Levenshtein word comparison -performance issue

Sat Feb 14 04:31:38 EST 2009

Gabriel Genellina wrote:

> En Fri, 13 Feb 2009 08:16:00 -0200, S.Selvam Siva <s.selvamsiva at gmail.com>
> escribió:
> 
>> I need some help.
>> I tried to find top n(eg. 5) similar words for a given word, from a
>> dictionary of 50,000 words.
>> I used python-levenshtein module,and sample code is as follow.
>>
>> def foo(searchword):
>>     disdict={}
>>     for word in self.dictionary-words:
>>                    distance=Levenshtein.ratio(searchword,word)
>>                    disdict[word]=distance
>>     """
>>      sort the disdict dictionary by values in descending order
>>     """
>>     similarwords=sorted(disdict, key=disdict.__getitem__, reverse=True)
>>
>>     return similarwords[:5]
> 
> You may replace the last steps (sort + slice top 5) by heapq.nlargest - at
> least you won't waste time sorting 49995 irrelevant words...
> Anyway you should measure the time taken by the first part (Levenshtein),
> it may be the most demanding.

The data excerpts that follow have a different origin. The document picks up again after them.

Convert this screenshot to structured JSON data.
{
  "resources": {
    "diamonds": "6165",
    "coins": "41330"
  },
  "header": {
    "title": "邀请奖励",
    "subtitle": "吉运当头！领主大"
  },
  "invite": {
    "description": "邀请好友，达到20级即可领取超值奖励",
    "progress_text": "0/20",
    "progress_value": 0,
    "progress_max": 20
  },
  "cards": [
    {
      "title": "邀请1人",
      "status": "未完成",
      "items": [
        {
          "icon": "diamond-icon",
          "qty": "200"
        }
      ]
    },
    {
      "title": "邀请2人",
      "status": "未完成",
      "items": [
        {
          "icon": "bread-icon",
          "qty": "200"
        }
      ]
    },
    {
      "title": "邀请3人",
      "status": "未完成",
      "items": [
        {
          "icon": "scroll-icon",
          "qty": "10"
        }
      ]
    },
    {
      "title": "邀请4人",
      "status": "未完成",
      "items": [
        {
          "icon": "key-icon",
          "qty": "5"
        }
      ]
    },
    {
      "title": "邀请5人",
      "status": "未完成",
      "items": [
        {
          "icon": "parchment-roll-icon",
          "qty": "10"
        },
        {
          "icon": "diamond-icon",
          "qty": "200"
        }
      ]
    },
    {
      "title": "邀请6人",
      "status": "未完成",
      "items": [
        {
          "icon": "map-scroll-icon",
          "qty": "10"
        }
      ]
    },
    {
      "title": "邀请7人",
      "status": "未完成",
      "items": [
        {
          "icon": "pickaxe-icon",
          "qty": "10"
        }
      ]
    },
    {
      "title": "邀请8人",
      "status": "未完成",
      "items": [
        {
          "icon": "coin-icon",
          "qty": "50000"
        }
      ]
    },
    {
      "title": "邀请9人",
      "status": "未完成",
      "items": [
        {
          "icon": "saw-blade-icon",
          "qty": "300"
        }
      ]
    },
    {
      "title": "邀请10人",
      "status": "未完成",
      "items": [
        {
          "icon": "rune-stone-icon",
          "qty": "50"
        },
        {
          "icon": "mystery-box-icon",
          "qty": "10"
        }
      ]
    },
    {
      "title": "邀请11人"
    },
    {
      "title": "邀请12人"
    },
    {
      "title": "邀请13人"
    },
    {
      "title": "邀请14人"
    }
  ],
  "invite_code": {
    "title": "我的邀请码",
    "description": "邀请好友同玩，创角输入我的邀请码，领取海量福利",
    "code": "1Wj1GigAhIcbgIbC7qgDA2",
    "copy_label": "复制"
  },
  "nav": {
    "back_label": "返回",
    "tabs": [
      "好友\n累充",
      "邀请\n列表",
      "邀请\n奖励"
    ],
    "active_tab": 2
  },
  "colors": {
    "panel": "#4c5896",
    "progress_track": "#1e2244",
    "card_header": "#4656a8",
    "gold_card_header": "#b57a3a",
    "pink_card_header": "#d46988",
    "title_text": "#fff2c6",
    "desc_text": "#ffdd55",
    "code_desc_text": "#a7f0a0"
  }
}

I think there is a C extension for this,
> should be much faster than pure Python calculations.
> 

[I didn't see the original post]

You can use the distance instead of the ratio and put the words into bins of
the same length. Then if you find enough words with a distance <= 1 in the
bin with the same length as the search word you can stop looking.

You might be able to generalize this approach to other properties that are
fast to calculate and guarantee a minimum distance, e. g. set(word).

Peter